Dealtracker shows SME reluctance to sell and higher earnings multiples for small targets

Dealtracker shows SME reluctance to sell and higher earnings multiples for small targets

Photo: Sunbeam Photo, via Pixabay.

Small-to-medium enterprises (SMEs) continue to be the engine room of Australian deal volumes, but recently their owners have been more reluctant to sell and have achieved higher earnings multiples in their valuations than before.

This is one highlight from the latest 18-month Dealtracker prepared by advisory group Grant Thornton Australia, which showed SMEs (with transaction values below $100 million) accounted for 77 per cent of deals that were disclosed in the period to June 30 this year, down one percentage point on the previous report.

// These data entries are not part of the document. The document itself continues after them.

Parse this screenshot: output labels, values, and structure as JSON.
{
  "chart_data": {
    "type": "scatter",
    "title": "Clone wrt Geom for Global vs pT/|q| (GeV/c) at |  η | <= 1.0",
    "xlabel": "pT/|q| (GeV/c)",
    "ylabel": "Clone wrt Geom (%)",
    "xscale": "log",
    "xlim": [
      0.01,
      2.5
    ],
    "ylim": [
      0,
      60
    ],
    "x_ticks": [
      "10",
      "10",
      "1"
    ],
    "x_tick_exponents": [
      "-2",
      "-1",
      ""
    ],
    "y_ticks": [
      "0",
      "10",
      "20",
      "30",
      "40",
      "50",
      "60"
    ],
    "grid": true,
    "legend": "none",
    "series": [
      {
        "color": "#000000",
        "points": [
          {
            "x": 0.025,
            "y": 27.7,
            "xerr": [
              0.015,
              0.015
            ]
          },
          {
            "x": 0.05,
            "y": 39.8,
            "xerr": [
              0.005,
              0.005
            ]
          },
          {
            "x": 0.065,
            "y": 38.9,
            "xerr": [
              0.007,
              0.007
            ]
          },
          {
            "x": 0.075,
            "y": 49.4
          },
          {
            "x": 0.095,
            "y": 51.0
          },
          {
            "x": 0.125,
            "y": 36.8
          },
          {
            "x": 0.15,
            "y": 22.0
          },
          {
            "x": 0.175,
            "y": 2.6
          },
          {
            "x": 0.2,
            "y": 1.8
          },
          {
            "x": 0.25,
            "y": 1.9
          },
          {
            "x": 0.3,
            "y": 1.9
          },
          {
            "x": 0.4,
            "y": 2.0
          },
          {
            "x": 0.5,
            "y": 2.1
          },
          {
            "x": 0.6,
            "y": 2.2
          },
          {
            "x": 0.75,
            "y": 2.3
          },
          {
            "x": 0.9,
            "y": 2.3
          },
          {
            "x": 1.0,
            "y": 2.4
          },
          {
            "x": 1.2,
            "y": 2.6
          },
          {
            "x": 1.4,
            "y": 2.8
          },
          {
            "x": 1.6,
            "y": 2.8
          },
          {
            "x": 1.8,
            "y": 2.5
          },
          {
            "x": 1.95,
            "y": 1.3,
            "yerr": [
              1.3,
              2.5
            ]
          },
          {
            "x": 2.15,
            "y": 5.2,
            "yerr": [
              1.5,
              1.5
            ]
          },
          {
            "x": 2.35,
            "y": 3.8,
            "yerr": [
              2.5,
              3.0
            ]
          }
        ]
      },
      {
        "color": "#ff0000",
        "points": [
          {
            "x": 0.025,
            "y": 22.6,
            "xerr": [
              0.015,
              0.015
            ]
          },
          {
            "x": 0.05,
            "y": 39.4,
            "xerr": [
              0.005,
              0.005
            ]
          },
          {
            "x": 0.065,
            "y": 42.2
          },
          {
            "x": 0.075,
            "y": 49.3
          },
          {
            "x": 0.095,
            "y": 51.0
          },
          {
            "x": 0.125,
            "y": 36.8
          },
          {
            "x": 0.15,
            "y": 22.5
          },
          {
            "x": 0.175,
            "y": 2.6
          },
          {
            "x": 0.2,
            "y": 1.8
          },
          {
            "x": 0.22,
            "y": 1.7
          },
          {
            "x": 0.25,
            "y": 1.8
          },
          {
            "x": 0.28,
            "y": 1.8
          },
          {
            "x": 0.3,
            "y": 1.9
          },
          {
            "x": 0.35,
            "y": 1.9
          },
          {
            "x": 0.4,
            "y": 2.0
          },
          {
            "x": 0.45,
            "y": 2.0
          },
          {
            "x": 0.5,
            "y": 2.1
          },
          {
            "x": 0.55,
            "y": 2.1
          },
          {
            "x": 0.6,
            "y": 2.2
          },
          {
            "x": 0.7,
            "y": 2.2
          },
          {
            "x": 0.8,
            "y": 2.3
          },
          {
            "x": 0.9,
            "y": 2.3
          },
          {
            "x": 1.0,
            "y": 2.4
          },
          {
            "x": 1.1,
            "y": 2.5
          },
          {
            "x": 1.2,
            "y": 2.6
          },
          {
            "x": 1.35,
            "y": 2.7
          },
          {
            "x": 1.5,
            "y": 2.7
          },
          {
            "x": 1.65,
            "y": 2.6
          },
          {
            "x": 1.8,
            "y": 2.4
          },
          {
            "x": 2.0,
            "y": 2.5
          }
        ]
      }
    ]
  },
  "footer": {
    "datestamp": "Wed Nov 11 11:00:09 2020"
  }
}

However, when also accounting for deals that were not disclosed, SMEs made up 32 per cent of the volume.

"Examples of SME deals completed during the period included FetchTV Content Pty, Essential Assessment Pty Ltd and Chargefox Pty Ltd, where local and international listed corporates bid strongly for specific strategic benefits of these assets," the authors wrote.

"We have observed a greater reluctance from SME business owners selling their businesses as volumes decreased by 13 per cent, whereas other disclosed deals have reduced by 8 per cent," the report stated.

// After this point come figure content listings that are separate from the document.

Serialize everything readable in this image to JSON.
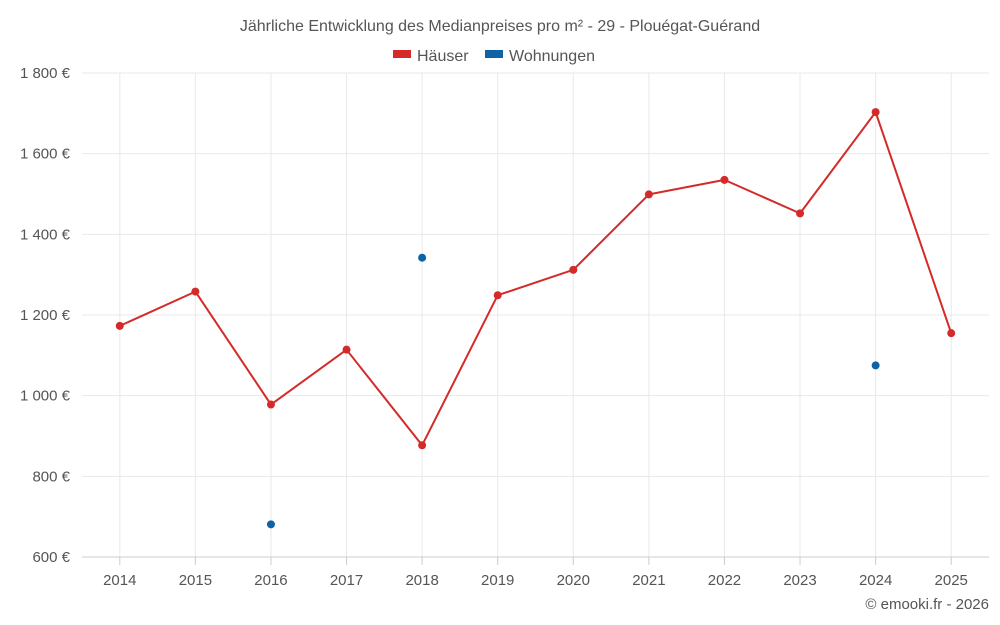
{
  "chart_data": {
    "type": "line",
    "title": "Jährliche Entwicklung des Medianpreises pro m² - 29 - Plouégat-Guérand",
    "categories": [
      "2014",
      "2015",
      "2016",
      "2017",
      "2018",
      "2019",
      "2020",
      "2021",
      "2022",
      "2023",
      "2024",
      "2025"
    ],
    "y_tick_labels": [
      "600 €",
      "800 €",
      "1 000 €",
      "1 200 €",
      "1 400 €",
      "1 600 €",
      "1 800 €"
    ],
    "y_ticks": [
      600,
      800,
      1000,
      1200,
      1400,
      1600,
      1800
    ],
    "ylim": [
      600,
      1800
    ],
    "grid": true,
    "legend_position": "top-center",
    "series": [
      {
        "name": "Häuser",
        "color": "#d42a2a",
        "values": [
          1173,
          1258,
          978,
          1114,
          877,
          1249,
          1312,
          1499,
          1535,
          1452,
          1703,
          1155
        ]
      },
      {
        "name": "Wohnungen",
        "color": "#0d63a3",
        "values": [
          null,
          null,
          681,
          null,
          1342,
          null,
          null,
          null,
          null,
          null,
          1075,
          null
        ]
      }
    ],
    "credit": "© emooki.fr - 2026"
  }
}
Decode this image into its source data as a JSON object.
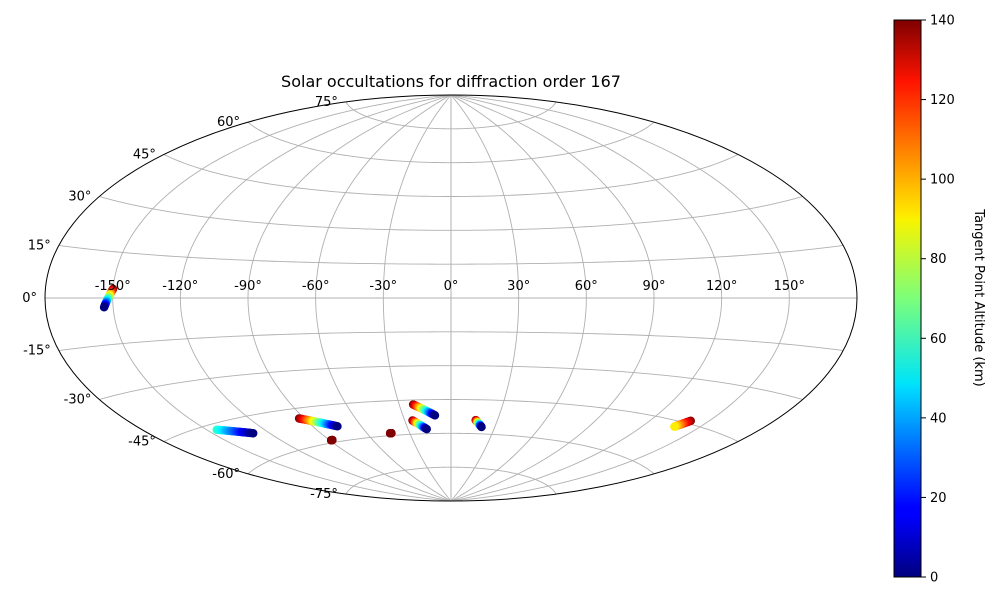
{
  "chart_data": {
    "type": "scatter",
    "projection": "aitoff",
    "title": "Solar occultations for diffraction order 167",
    "longitude_ticks": [
      "-150°",
      "-120°",
      "-90°",
      "-60°",
      "-30°",
      "0°",
      "30°",
      "60°",
      "90°",
      "120°",
      "150°"
    ],
    "longitude_values": [
      -150,
      -120,
      -90,
      -60,
      -30,
      0,
      30,
      60,
      90,
      120,
      150
    ],
    "latitude_ticks": [
      "75°",
      "60°",
      "45°",
      "30°",
      "15°",
      "0°",
      "-15°",
      "-30°",
      "-45°",
      "-60°",
      "-75°"
    ],
    "latitude_values": [
      75,
      60,
      45,
      30,
      15,
      0,
      -15,
      -30,
      -45,
      -60,
      -75
    ],
    "grid": true,
    "colorbar": {
      "label": "Tangent Point Altitude (km)",
      "colormap": "jet",
      "range": [
        0,
        140
      ],
      "ticks": [
        "0",
        "20",
        "40",
        "60",
        "80",
        "100",
        "120",
        "140"
      ],
      "tick_values": [
        0,
        20,
        40,
        60,
        80,
        100,
        120,
        140
      ]
    },
    "series": [
      {
        "lon_start": -150,
        "lat_start": 3,
        "lon_end": -154,
        "lat_end": -3,
        "alt_start": 140,
        "alt_end": 0
      },
      {
        "lon_start": -145,
        "lat_start": -47,
        "lon_end": -129,
        "lat_end": -51,
        "alt_start": 60,
        "alt_end": 0
      },
      {
        "lon_start": -93,
        "lat_start": -49,
        "lon_end": -75,
        "lat_end": -54,
        "alt_start": 140,
        "alt_end": 0
      },
      {
        "lon_start": -89,
        "lat_start": -59,
        "lon_end": -88,
        "lat_end": -59,
        "alt_start": 140,
        "alt_end": 140
      },
      {
        "lon_start": -44,
        "lat_start": -59,
        "lon_end": -43,
        "lat_end": -59,
        "alt_start": 140,
        "alt_end": 140
      },
      {
        "lon_start": -22,
        "lat_start": -47,
        "lon_end": -10,
        "lat_end": -52,
        "alt_start": 140,
        "alt_end": 0
      },
      {
        "lon_start": -25,
        "lat_start": -54,
        "lon_end": -17,
        "lat_end": -58,
        "alt_start": 140,
        "alt_end": 0
      },
      {
        "lon_start": 16,
        "lat_start": -54,
        "lon_end": 21,
        "lat_end": -57,
        "alt_start": 140,
        "alt_end": 0
      },
      {
        "lon_start": 141,
        "lat_start": -44,
        "lon_end": 137,
        "lat_end": -47,
        "alt_start": 140,
        "alt_end": 90
      }
    ]
  }
}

"In light of current economic uncertainty, tightening interest rates and cost of living pressures, business owners are choosing to postpone the sale of their assets until the economic conditions return to a more stabilised level."

Grant Thornton Australia Dealtracker 2023.
Grant Thornton Australia Dealtracker 2023.

 

The median trailing EBITDA for businesses with less than $20 million in revenue was on a 7.2x multiple, compared to a long-term average of 6x and a previous level of 5.3x in the prior report.

"We note that there are significantly fewer transactions observed of this size in the current Dealtracker report compared with the prior report," the report clarifies.

"Median trading multiple for companies in the revenue range of $20m to $50m was 8.7x for the period, which is higher than the historical Dealtracker long-term average of 7.3x."

US multinational Arthur J. Gallagher & Co accounted for the highest number of deals at 11, while highly acquisitive Australian corporates included DGL Group (ASX: DGL), Honan Insurance, Software Combined, Apiam Animal Health (ASX: AHX), Healthia (ASX: HLA), MA Financial Group (ASX: MAF) and nib (ASX: NHF).

Of the 10 largest deals, only three took place in the first half of 2023, including Perpetual's (ASX: PPT) $2.5 billion acquisition of Pendal, Woodside's (ASX: WDG) purchase of BHP's (ASX: BHP) petroleum business, and Forrest family-affiliated Squadron Energy's buyout of CWP Renewables.

The report's authors highlighted a return in interest towards the industrials sector, accounting for 31 per cent of total deal flow with 523 deals. Meanwhile, the consumer discretionary sector demonstrated growth of 16 per cent to 256 per cent.

"This increase indicates that the broad shift in consumer behaviour, fuelled by economic uncertainties has surprisingly not resulted in a deterioration in deal volume," Grant Thornton stated.

"However, if economic conditions worsen, we expect a decrease in future deal volumes."

Grant Thornton Australia Dealtracker 2023.
Grant Thornton Australia Dealtracker 2023.

 

The IT sector was the leading source of deal flow in the previous report at 28 per cent, but dropped by eight percentage points to 20 per cent for in the recent period with 348 deals.

"Deal growth in the IT sector has decelerated and returned to a secondary position to the Industrials sector as acquirers are looking for more defensible assets in times of economic turmoil," Grant Thornton said.

The pivot to the Industrials sector is reflective of the Government’s investment in sovereign capabilities over the past three years to encourage activity in the sector.

"The Industrials sector has successfully recaptured investors’ attention, due to an increased focus on supply chain security for Australian businesses”, said Grant Thornton Australia corporate finance partner Jannaya James.

"While the importance of innovation through the adoption of new technology remains, we have seen a resurgence in deals in industrial services driven by Government investment in local manufacturing in an effort to improve supply chain resilience."